Era difícil vencer a la incontenible energía de Daphne Greengrass. Al ser la primera, había sido durante dos años lo más importante para sus padres y de forma inconsciente, no estaba dispuesta a compartir esa admiración con su nueva hermana. Los Greengrass nunca fueron unos padres injustos y dieron a sus hijas todo por igual pero siempre había en Daphne algo que hipnotizaba a los visitantes, como la belleza de una veela. No era especialmente guapa, aunque tenía un cuerpo en el que ya desde pequeña se sugerían sus curvas.
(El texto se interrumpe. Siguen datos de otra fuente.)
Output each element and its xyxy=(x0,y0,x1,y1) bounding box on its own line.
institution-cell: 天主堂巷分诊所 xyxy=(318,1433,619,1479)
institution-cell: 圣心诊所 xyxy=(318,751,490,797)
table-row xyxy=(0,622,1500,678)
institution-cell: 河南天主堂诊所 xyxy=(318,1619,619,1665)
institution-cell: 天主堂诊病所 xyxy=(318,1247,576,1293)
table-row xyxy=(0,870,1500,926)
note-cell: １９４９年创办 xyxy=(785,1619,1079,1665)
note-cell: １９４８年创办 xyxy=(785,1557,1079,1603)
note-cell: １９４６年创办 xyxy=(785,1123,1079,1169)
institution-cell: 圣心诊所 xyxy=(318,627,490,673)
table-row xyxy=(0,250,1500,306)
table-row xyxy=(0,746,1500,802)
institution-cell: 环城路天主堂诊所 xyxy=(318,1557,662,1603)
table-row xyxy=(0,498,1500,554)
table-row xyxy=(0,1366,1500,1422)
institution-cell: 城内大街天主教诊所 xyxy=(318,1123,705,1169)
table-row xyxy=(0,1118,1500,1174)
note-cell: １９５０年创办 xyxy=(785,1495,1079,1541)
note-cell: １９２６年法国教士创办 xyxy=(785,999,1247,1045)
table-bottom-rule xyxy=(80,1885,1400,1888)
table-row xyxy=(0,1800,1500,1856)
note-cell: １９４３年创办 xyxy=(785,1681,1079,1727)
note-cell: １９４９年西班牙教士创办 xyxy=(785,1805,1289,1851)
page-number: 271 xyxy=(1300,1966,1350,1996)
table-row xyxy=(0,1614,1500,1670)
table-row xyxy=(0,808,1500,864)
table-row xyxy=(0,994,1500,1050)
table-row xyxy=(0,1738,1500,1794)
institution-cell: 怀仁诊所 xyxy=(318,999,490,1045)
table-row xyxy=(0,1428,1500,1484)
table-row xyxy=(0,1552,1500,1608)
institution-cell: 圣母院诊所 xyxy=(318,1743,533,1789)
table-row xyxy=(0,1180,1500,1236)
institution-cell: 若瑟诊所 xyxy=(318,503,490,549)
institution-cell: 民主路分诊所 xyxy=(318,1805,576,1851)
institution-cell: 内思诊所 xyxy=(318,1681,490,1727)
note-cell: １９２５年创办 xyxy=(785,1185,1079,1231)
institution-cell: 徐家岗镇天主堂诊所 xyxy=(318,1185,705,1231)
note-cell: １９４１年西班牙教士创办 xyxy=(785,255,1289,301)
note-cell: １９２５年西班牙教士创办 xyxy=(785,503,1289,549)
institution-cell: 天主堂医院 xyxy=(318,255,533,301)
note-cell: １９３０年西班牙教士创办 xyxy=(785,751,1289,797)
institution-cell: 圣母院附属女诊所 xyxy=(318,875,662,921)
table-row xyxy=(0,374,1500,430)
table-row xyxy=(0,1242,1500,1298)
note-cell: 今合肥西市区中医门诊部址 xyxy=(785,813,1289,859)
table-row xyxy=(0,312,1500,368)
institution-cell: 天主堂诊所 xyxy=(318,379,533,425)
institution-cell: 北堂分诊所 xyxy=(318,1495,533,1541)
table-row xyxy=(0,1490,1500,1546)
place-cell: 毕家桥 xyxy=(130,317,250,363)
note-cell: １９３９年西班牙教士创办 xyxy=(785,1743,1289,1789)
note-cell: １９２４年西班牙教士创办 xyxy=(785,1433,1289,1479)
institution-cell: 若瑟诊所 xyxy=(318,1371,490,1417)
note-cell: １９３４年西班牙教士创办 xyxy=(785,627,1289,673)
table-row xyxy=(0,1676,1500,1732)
Por el contrario Astoria era bajita, canija y sin pecho. Ante todo, Astoria era tímida con la excepción de algún que otro comentario mordaz que el público adulto no llegaba a comprender o consideraba demasiado afilado para un niña de su edad. Daphne, sin embargo, tenía voz melodiosa, sabía bailar y era graciosa sin tener que servirse de comentarios agudos. Sería siempre la primera elección de todos.
El hermano mayor de su padre había llegado aquella tarde de visita. Era un hombre ancho, con una prominente calva y una boca grande. Se reía constantemente y conservaba gran parte de su carácter infantil, una cualidad que le era de utilidad para encandilar a sus sobrinas. Por supuesto, su preferida era Daphne. Había traído como regalos unos vestidos azules con volantes en el cuello y cuando Daphne y Astoria bajaron vestidas en ellos, la sala donde estaban conversando los adultos quedó sumida en silencio.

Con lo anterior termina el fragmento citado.